Rifuggo da sempre ogni definizione radical del festival di Sanremo. Lo seguo ogni anno con spirito da antropologo culturale. Quelli che ti additano il mattino dopo dicendoti che potevi leggere un buon libro, non trovano nessuna sponda in me. Li oltrepasso con lo sguardo e cerco i miei simili. Perché il bello è ti scopri simile a molti altri. E’ il momento in cui puoi mandare in vacanza tutti i tuoi problemi e addentrarti nel disagio collettivo con spensierata leggerezza. Per una settimana è lecito sfogliare tutte le gallery di tutti i siti di informazione cercando corrispondenza del tuo giudizio al look peggiore, puoi sentirti finalmente parte di una comunità, hai qualcosa da condividere con ogni persona che incontri al bar, puoi addirittura ritrovare lo spirito di socialità e formare un gruppo d’ascolto.

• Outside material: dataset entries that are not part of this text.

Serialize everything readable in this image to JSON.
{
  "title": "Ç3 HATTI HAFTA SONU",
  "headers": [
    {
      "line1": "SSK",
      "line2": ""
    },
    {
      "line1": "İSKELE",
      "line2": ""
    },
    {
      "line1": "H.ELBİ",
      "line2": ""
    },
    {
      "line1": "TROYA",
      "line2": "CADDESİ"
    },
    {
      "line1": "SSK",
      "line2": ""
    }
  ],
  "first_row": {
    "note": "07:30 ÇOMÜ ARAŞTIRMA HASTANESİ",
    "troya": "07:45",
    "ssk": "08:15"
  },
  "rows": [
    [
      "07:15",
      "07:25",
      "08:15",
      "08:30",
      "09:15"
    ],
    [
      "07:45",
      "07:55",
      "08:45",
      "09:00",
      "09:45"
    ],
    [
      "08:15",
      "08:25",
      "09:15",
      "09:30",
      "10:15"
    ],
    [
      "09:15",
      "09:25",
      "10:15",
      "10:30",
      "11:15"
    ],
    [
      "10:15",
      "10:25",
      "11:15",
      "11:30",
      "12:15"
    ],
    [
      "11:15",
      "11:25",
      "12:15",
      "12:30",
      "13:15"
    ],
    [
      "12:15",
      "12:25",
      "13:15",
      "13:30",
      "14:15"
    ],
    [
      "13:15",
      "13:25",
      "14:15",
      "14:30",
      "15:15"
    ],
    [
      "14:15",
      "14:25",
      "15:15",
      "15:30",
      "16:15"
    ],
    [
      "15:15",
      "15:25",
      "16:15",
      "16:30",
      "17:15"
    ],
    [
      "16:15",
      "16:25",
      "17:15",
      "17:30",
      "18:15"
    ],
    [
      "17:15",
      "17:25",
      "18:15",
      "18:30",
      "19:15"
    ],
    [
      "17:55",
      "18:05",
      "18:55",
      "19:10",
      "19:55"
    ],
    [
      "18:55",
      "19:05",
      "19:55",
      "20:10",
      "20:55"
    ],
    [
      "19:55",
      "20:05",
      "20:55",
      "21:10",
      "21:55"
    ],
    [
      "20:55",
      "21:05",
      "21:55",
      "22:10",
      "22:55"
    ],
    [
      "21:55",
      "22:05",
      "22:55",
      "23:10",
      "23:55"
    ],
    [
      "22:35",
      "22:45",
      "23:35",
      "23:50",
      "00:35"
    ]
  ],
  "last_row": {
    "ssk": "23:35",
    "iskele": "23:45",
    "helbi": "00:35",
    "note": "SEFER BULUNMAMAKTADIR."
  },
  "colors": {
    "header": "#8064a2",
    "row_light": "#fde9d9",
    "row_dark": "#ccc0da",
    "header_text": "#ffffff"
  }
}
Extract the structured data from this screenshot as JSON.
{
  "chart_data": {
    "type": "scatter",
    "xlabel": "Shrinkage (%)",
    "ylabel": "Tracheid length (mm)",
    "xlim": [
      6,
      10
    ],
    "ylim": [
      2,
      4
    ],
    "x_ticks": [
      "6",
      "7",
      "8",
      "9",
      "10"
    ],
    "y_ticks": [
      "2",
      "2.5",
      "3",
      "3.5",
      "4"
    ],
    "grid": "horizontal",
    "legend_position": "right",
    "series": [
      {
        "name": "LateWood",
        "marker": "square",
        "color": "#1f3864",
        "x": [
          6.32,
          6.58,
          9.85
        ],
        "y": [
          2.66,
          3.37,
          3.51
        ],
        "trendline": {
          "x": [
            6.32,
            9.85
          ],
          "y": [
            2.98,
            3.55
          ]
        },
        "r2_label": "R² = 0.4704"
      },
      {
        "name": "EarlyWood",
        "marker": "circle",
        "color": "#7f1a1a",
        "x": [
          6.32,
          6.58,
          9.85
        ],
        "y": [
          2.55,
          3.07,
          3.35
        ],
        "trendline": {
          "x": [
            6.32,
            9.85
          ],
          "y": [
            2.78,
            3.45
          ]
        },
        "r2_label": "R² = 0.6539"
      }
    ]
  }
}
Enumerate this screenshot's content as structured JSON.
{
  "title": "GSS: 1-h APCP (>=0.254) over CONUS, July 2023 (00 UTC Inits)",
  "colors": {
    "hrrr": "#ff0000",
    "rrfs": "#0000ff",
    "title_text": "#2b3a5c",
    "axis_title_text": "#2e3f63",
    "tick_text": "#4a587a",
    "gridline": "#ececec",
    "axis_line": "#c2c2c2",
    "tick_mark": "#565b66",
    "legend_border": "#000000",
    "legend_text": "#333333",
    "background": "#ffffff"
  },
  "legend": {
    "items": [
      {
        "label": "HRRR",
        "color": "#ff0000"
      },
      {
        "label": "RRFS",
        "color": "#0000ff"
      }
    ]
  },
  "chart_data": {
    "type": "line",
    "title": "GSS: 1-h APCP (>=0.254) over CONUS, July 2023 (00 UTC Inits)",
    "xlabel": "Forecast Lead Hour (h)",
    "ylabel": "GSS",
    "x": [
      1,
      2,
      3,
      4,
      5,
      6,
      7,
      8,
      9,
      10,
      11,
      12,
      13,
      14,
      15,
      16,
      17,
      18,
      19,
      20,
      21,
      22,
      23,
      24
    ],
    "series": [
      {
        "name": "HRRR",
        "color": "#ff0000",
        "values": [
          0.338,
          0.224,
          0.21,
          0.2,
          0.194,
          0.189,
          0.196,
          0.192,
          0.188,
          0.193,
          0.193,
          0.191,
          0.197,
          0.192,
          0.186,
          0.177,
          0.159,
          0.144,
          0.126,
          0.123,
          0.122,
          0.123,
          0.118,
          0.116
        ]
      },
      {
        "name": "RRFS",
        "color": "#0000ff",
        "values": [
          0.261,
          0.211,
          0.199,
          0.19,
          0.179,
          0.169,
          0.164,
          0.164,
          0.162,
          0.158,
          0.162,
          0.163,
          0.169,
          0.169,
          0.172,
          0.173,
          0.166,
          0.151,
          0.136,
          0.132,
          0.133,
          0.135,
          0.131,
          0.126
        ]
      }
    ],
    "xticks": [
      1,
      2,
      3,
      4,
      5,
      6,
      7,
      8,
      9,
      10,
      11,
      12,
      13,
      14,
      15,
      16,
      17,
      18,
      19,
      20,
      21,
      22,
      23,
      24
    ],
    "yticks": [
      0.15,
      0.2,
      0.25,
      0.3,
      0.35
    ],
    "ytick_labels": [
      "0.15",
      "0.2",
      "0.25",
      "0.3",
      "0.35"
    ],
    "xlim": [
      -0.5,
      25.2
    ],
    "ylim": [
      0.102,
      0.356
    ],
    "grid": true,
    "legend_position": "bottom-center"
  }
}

Per almeno 4/5 giorni ti puoi addirittura convincere che “la società è più avanti di chi ci governa”. Puoi pensare che nessuno ti crocifiggerà se sei una donna ma non sei una madre, se sei un uomo ma ti senti una donna, se sbagli la palette di colori eppure avevi un buon armocromista.

Tranne quest’anno. L’incantesimo per me si è spezzato prima di iniziare. Forse il format rinnovato da Amadeus, che aveva realmente portato una ventata di novità, ha esaurito la potenza creativa. O forse la carica di entusiasmo di Fiorello non poteva vincere su un anno un po’ più triste rispetto a quello precedente. Un anno in cui i conflitti che ci toccano da vicino sono raddoppiati, Trump si avvia trionfante verso una nuova tornata elettorale, il Covid è trapassato remoto ma la crisi esistenziale no. Non possiamo nemmeno più credere nella Ferragni, icona di un paradiso perduto in cui eravamo tutti influencer gaudenti su una zattera di vestiti logati.

Sicché bisogna far finta di imbavagliare gli artisti che a loro volta provano timidamente a fare gli artisti. Bisogna alimentare polemiche su frasi che erano già incapaci di smuovere gli animi intorpiditi sul divano. Bisogna almeno far finta di avere una polemica nel sacco sul vincitore morale.

Ridateci Rosa Chemical e il bacio a Fedez, che almeno si poteva parlare un po’ più liberamente di sesso, pure al bar. O ridateci almeno la Ferragni. Ridateci un sogno. Anzi datecene uno nuovo, uno qualunque, a cui aggrapparci per volare un po’ più in alto dei comunicati stampa letti dalla Venier. Che poi a vederle dall’alto le cose potrebbero sembrarci anche più chiare, se non più belle.